🌻24

411 67 93
                                    

Kania melangkahkan kakinya tak tentu arah dan tujuan. Sudah beberapa menit gadis itu hendak mencari sahabatnya yang lebih dulu keluar dari kelas meninggalkannya.

Ke setiap sudut sekolah, ia menyapukan pandangannya. Sesekali bertanya pada siapapun yang Kania kenal, tapi tak berujung hasil.

Kini di belakang sekolah, percakapan dari suara yang tidak asing di telinganya tidak sengaja ia dengar. Kania lantas mencari tahu siapa sosok orang yang sedang beradu argumen itu dan memilih untuk diam-diam mendengarkan.

"Maksud Kak Rigel apa?"

"Kalo kamu suka sama saya, lakukan itu untuk saya. Bantu saya," ujar sang empunya. "Suruh Kania pergi dan jauhin Gara!"

Yaya menatap laki-laki yang sudah ia sukai selama lima tahun ini. "Soal perasaanku sama Kakak dan hubungan Kania sama Kak Gara … apa hubungannya, Kak?"

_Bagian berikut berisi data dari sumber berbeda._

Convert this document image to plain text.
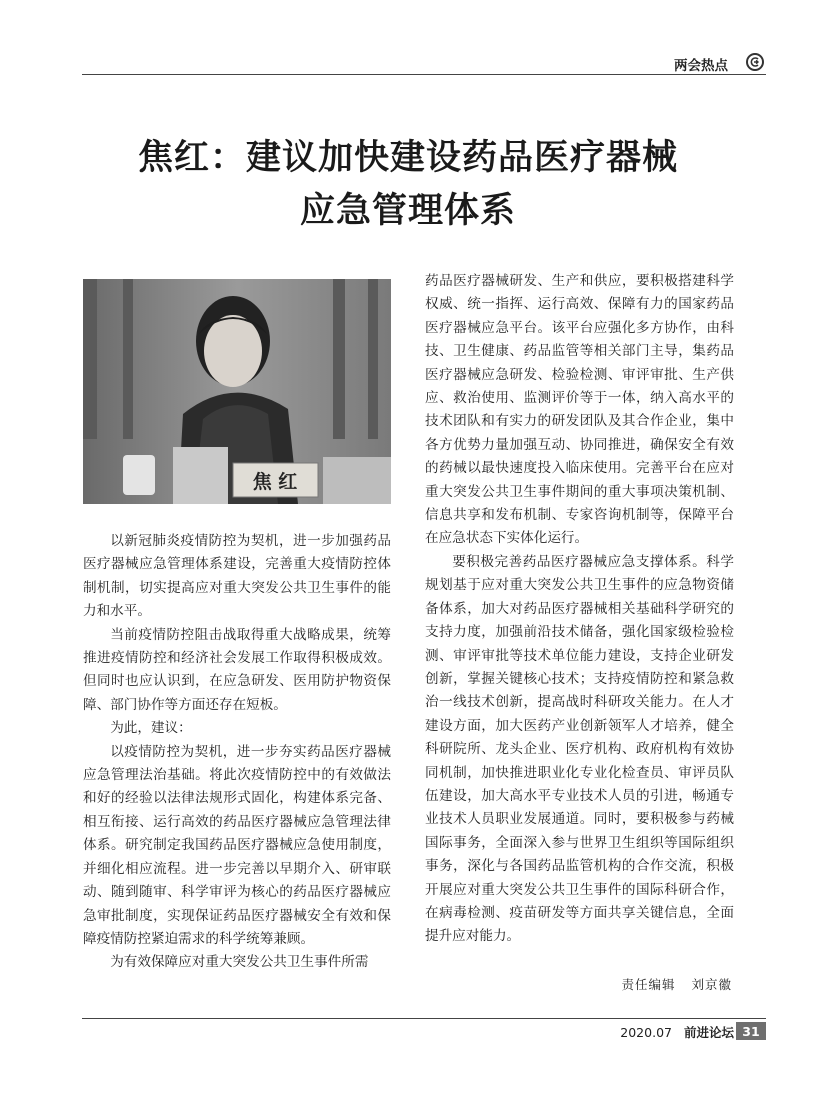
两会热点
焦红：建议加快建设药品医疗器械
应急管理体系
焦 红

以新冠肺炎疫情防控为契机，进一步加强药品医疗器械应急管理体系建设，完善重大疫情防控体制机制，切实提高应对重大突发公共卫生事件的能力和水平。

当前疫情防控阻击战取得重大战略成果，统筹推进疫情防控和经济社会发展工作取得积极成效。但同时也应认识到，在应急研发、医用防护物资保障、部门协作等方面还存在短板。

为此，建议：

以疫情防控为契机，进一步夯实药品医疗器械应急管理法治基础。将此次疫情防控中的有效做法和好的经验以法律法规形式固化，构建体系完备、相互衔接、运行高效的药品医疗器械应急管理法律体系。研究制定我国药品医疗器械应急使用制度，并细化相应流程。进一步完善以早期介入、研审联动、随到随审、科学审评为核心的药品医疗器械应急审批制度，实现保证药品医疗器械安全有效和保障疫情防控紧迫需求的科学统筹兼顾。

为有效保障应对重大突发公共卫生事件所需

药品医疗器械研发、生产和供应，要积极搭建科学权威、统一指挥、运行高效、保障有力的国家药品医疗器械应急平台。该平台应强化多方协作，由科技、卫生健康、药品监管等相关部门主导，集药品医疗器械应急研发、检验检测、审评审批、生产供应、救治使用、监测评价等于一体，纳入高水平的技术团队和有实力的研发团队及其合作企业，集中各方优势力量加强互动、协同推进，确保安全有效的药械以最快速度投入临床使用。完善平台在应对重大突发公共卫生事件期间的重大事项决策机制、信息共享和发布机制、专家咨询机制等，保障平台在应急状态下实体化运行。

要积极完善药品医疗器械应急支撑体系。科学规划基于应对重大突发公共卫生事件的应急物资储备体系，加大对药品医疗器械相关基础科学研究的支持力度，加强前沿技术储备，强化国家级检验检测、审评审批等技术单位能力建设，支持企业研发创新，掌握关键核心技术；支持疫情防控和紧急救治一线技术创新，提高战时科研攻关能力。在人才建设方面，加大医药产业创新领军人才培养，健全科研院所、龙头企业、医疗机构、政府机构有效协同机制，加快推进职业化专业化检查员、审评员队伍建设，加大高水平专业技术人员的引进，畅通专业技术人员职业发展通道。同时，要积极参与药械国际事务，全面深入参与世界卫生组织等国际组织事务，深化与各国药品监管机构的合作交流，积极开展应对重大突发公共卫生事件的国际科研合作，在病毒检测、疫苗研发等方面共享关键信息，全面提升应对能力。

责任编辑 刘京徽
2020.07 前进论坛 31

Kedua mata Kania berlinang, membendung cairan bening setelah mengerti akan apa yang tengah Yaya bicarakan bersama salah satu dari sahabatnya Gara. Ia juga berusaha menahan diri untuk tidak menangis siang itu.

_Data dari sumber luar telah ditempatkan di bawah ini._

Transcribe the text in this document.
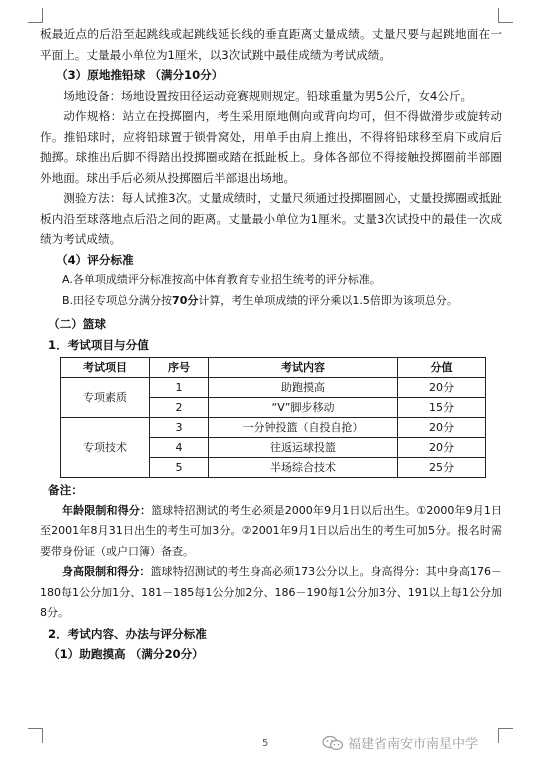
板最近点的后沿至起跳线或起跳线延长线的垂直距离丈量成绩。丈量尺要与起跳地面在一平面上。丈量最小单位为1厘米，以3次试跳中最佳成绩为考试成绩。

（3）原地推铅球 （满分10分）

场地设备：场地设置按田径运动竞赛规则规定。铅球重量为男5公斤，女4公斤。

动作规格：站立在投掷圈内，考生采用原地侧向或背向均可，但不得做滑步或旋转动作。推铅球时，应将铅球置于锁骨窝处，用单手由肩上推出，不得将铅球移至肩下或肩后抛掷。球推出后脚不得踏出投掷圈或踏在抵趾板上。身体各部位不得接触投掷圈前半部圈外地面。球出手后必须从投掷圈后半部退出场地。

测验方法：每人试推3次。丈量成绩时，丈量尺须通过投掷圈圆心，丈量投掷圈或抵趾板内沿至球落地点后沿之间的距离。丈量最小单位为1厘米。丈量3次试投中的最佳一次成绩为考试成绩。

（4）评分标准

A.各单项成绩评分标准按高中体育教育专业招生统考的评分标准。

B.田径专项总分满分按70分计算，考生单项成绩的评分乘以1.5倍即为该项总分。

（二）篮球

1．考试项目与分值

考试项目	序号	考试内容	分值
专项素质	1	助跑摸高	20分
	2	“V”脚步移动	15分
专项技术	3	一分钟投篮（自投自抢）	20分
	4	往返运球投篮	20分
	5	半场综合技术	25分

备注：

年龄限制和得分：篮球特招测试的考生必须是2000年9月1日以后出生。①2000年9月1日至2001年8月31日出生的考生可加3分。②2001年9月1日以后出生的考生可加5分。报名时需要带身份证（或户口簿）备查。

身高限制和得分：篮球特招测试的考生身高必须173公分以上。身高得分：其中身高176－180每1公分加1分、181－185每1公分加2分、186－190每1公分加3分、191以上每1公分加8分。

2．考试内容、办法与评分标准

（1）助跑摸高 （满分20分）

5	福建省南安市南星中学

"Aku emang suka sama Kakak. Tapi bukan berarti aku harus memaksakan untuk memiliki Kakak. Aku lebih baik mengubur perasaan ini daripada harus menyakiti sahabatku!"

"Tapi sahabat kamu tuh selalu sakitin sahabat saya! Begitupun sebaliknya, kan?"

"Enggak, Kak! Kania gak pernah ngerasa disakiti sama Kak Gara. Aku yakin!"

Rigel yang tidak terima akan respon dari gadis di depannya ini, kemudian melenggang pergi begitu saja, setelah sebelumnya melemparkan tatapan tajam penuh amarah pada Yaya. Entah laki-laki itu sudah tidak punya jawaban lagi, atau entah memang lelah akan perdebatan singkat ini.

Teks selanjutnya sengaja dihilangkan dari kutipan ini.